In that quest they have found help from a new industry, one that will obligingly provide them with the food - either solid or liquid - that will allow them to see their task through to its successful, healthy conclusion.

In February, Jiang Taoxu, of Shanghai, quit a well-paid job in finance to set up with two partners an online company, Juice Joyce, that produces bottled cold-pressed juice.

The company began selling its products in June and says it already has 3,500 registered users and has handled more than 800 orders.

Jiang says his confidence in his company's products is born of personal experience.
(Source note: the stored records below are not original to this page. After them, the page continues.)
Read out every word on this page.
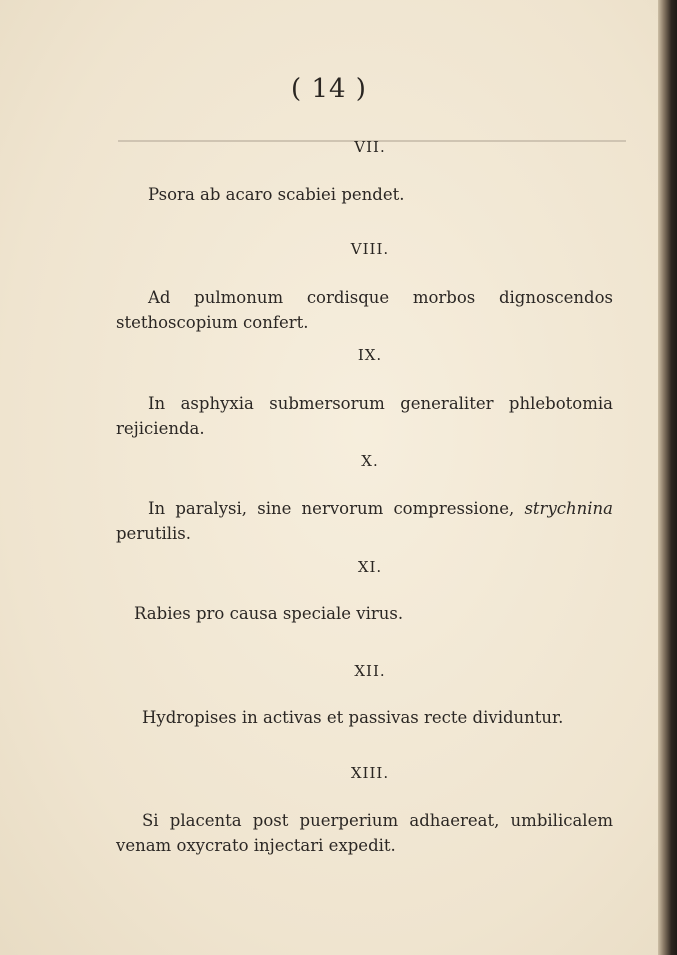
( 14 )
VII.
Psora ab acaro scabiei pendet.
VIII.
Ad pulmonum cordisque morbos dignoscendos stethoscopium confert.
IX.
In asphyxia submersorum generaliter phlebotomia rejicienda.
X.
In paralysi, sine nervorum compressione, strychnina perutilis.
XI.
Rabies pro causa speciale virus.
XII.
Hydropises in activas et passivas recte dividuntur.
XIII.
Si placenta post puerperium adhaereat, umbilicalem venam oxycrato injectari expedit.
When he was in finance he traveled frequently and ate irregularly, which exacted a heavy toll on his health, making him put on weight and becoming weak, he says.

In early 2013 he started intermittent fasting at weekends. He began to shed kilograms, and about six months later he felt he had much more energy, a better appetite and was generally more healthy.

Late last year he decided to take the plunge and get into the juice industry, realizing that with few cold-pressed juice products on the market he needed to act while the iron was hot.

Jiang saw the demand as a simple one: Many of those on intermittent fasts have little or no time to prepare the appropriate kind of food, and there are people who want to "cleanse" their body or simply enjoy the taste of fresh juice.

Cold-pressed juice can help rid the body of toxins and provide good nutrition that is low in calories because the juice is exposed to minimum heat and air, he says.

Reliable figures on the size of the juice market in China are hard to come by, but about 20 companies sell cold-pressed juice in the country, most in big cities, Jiang says.

There are also low-calorie foods such as salads and semi-cooked meals to keep intermittent fasters satisfied, he says.

In Beijing, Nuan10, a one-year-old online company, began selling low-calorie meal packets in April and says such meals have become its most important product category.

"We came up with the idea of producing appetizing, low-calorie meals when we saw that for some people it is difficult to rely on juice or salad when they are on a fasting diet," says He Miao, a marketing executive with the company. "And of course we realized that intermittent fasting has become very popular, too."

The meals contain meat, vegetables and fruit, and their calorie content is carefully calculated, he says.

Since May the company has sold more than 600 two-day packages, which cost about 200 yuan ($31; 28 euros).

One niche group among intermittent fasters in China is those who practice bigu, a fasting technique associated with achieving immortality in Daoism.